Migrate to Axum [part 1]: Add axum scaffold with dual-listener proxy bridge by jcjones · Pull Request #4426 · divviup/janus

jcjones · 2026-03-05T16:16:19Z

Part 1 of incremental Trillium-to-Axum migration (#4283). Sets up the infrastructure for migrating HTTP handlers one batch at a time:

Add axum, tower-http, and trillium-proxy workspace dependencies
Add HttpMetrics, ErrorCode, http_metrics_middleware, and axum_instrumented middleware to aggregator_core (coexisting with existing Trillium instrumented handler)
Add BYTES_HISTOGRAM_BOUNDARIES constant to aggregator_core
In AggregatorHandlerBuilder::build(), spawn an empty axum router on a local listener and configure a trillium-proxy Proxy as the final fallback handler -- unmatched Trillium routes are forwarded to axum
Make build() async; update all call sites with .await

Part 1 of incremental Trillium-to-Axum migration (#4283). Sets up the infrastructure for migrating HTTP handlers one batch at a time: - Add axum, tower-http, and trillium-proxy workspace dependencies - Add HttpMetrics, ErrorCode, http_metrics_middleware, and axum_instrumented middleware to aggregator_core (coexisting with existing Trillium instrumented handler) - Add BYTES_HISTOGRAM_BOUNDARIES constant to aggregator_core - In AggregatorHandlerBuilder::build(), spawn an empty axum router on a local listener and configure a trillium-proxy Proxy as the final fallback handler -- unmatched Trillium routes are forwarded to axum - Make build() async; update all call sites with .await

…part-1

tgeoghegan

This looks fundamentally sound, but I think we should exercise the metrics middleware in this PR and validate that everything looks the way our alerts and dashboards will expect.

tgeoghegan · 2026-03-05T22:00:04Z

aggregator_core/src/lib.rs

+
+/// HTTP server metrics, layered as an `Extension` on all axum routes.
+#[derive(Clone)]
+pub struct HttpMetrics {


I think it's good for this stuff to be in janus_aggregator_core so that both janus_aggregator and janus_aggregator_api can consume it. However I'd rather not dump more stuff into the root of the crate. It's true that we already had InstrumentedHandler and a couple other odds and ends here, but I think at this point we can justify a new aggregator_core/src/http_server.rs.

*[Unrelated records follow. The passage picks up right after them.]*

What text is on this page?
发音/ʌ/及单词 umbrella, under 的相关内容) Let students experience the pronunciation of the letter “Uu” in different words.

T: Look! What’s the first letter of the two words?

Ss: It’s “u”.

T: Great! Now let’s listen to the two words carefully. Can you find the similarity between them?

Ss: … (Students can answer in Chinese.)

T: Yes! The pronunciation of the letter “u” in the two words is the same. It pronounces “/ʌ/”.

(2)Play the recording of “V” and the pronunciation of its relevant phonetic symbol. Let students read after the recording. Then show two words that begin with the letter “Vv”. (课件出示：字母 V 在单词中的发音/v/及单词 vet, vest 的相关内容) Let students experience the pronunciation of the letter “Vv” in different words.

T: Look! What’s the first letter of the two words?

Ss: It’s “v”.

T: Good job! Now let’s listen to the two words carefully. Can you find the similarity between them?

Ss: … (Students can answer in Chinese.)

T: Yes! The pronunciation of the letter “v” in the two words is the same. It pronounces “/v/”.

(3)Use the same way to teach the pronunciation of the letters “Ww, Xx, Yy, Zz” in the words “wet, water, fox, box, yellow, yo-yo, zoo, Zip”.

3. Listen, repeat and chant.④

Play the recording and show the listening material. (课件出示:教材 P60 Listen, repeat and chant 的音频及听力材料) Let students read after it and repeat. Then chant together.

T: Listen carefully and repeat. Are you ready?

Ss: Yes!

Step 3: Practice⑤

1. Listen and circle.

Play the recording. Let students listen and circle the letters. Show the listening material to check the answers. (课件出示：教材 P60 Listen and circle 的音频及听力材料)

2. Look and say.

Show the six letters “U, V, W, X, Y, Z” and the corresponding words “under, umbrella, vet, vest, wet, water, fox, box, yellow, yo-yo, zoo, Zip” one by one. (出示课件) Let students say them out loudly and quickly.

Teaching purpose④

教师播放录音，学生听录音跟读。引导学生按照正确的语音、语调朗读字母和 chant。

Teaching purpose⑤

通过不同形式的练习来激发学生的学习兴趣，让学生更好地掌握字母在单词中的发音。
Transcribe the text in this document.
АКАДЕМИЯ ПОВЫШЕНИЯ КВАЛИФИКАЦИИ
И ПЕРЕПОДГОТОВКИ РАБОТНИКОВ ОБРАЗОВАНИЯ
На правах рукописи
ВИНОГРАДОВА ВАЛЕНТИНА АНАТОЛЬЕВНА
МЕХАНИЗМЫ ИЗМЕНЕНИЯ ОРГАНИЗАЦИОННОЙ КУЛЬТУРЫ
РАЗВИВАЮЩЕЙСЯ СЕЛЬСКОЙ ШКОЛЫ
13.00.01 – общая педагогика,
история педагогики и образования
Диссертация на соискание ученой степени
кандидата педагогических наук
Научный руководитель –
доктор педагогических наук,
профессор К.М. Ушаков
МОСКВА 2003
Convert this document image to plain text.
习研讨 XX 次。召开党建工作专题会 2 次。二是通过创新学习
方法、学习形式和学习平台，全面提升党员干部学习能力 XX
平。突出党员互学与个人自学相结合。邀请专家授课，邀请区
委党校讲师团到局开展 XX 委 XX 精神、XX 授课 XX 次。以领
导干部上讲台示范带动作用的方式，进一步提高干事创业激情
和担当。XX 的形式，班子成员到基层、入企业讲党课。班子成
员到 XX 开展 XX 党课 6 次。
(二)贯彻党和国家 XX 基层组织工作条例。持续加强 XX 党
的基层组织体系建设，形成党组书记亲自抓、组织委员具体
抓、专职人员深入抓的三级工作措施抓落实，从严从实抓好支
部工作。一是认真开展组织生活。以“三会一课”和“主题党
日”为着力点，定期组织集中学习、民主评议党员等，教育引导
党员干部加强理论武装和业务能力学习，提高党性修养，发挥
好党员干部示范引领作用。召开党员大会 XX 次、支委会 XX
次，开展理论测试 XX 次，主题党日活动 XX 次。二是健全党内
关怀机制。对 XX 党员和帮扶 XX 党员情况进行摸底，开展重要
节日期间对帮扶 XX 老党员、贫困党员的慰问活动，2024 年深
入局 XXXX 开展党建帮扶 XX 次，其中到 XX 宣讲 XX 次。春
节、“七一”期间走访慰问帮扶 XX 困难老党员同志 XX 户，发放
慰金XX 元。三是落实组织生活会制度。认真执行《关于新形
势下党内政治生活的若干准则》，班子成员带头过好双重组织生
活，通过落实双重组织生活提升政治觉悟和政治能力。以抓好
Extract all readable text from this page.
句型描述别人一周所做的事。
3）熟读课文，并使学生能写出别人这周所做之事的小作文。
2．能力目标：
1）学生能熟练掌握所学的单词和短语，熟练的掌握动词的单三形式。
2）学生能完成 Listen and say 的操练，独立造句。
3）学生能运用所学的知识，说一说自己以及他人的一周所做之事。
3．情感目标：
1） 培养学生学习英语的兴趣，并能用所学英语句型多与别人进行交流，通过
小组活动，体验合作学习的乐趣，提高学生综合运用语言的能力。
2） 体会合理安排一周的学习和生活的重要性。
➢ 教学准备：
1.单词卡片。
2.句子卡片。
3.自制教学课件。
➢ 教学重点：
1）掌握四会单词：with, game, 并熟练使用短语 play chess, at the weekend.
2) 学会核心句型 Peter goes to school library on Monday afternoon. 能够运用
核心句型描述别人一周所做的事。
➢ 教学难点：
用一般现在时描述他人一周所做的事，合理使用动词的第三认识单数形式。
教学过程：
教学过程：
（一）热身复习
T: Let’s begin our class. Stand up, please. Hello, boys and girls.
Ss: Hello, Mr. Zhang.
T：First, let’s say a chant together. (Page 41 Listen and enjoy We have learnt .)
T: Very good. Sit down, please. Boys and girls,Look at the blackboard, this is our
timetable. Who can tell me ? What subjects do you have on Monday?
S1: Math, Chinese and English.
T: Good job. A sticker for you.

Agreed... I still don't have a good mental heuristic for the cleanliness of Rust projects, but I'm getting there.

I've been puzzling what to move and what not. I'm on the fence about the instrumented / InstrumentedHandler that Trillium uses, since we're gonna delete them.. ah whatever, might as well move them too.

tgeoghegan · 2026-03-05T22:04:36Z

Cargo.toml

+tower = "0.5"
+tower-http = { version = "0.6", features = ["cors", "trace"] }


It looks like we don't use tower directly in this PR, but we will as of #4427. So I'm guessing this is a benign error from splitting the PRs up.

Yeah, sorta. I did think about it, but in the context of "these are the new crates, might as well get the conversation about them out of the way in Part 1."

tgeoghegan · 2026-03-05T22:09:02Z

aggregator_core/src/lib.rs

 ];

+/// These boundaries are intended to be used with measurements having the unit of "bytes".
+pub const BYTES_HISTOGRAM_BOUNDARIES: &[f64] = &[


Huh, it's weird that we were previously defining these in janus_aggregator_api. janus_aggregator_core is a better place. I'm concerned about janus_aggregator_api::BYTES_HISTOGRAM_BOUNDARIES lingering after the transition though. It's pub so I don't think the compiler or clippy will flag it as unused. Can we delete it now and cut everything over to this constant?

yeah, good catch.

tgeoghegan · 2026-03-05T22:10:58Z

aggregator_core/src/lib.rs

+        .extensions()
+        .get::<MatchedPath>()
+        .map(|p| p.as_str().trim_start_matches('/').to_string())
+        .unwrap_or_else(|| "unknown".to_string());


What does route look like here, especially when there are request path variables? Currently we get labels on time series like route="tasks/:task_id/reports". Will we need to rewrite alerts or dashboards? Or perhaps we should rewrite the route to match our existing format.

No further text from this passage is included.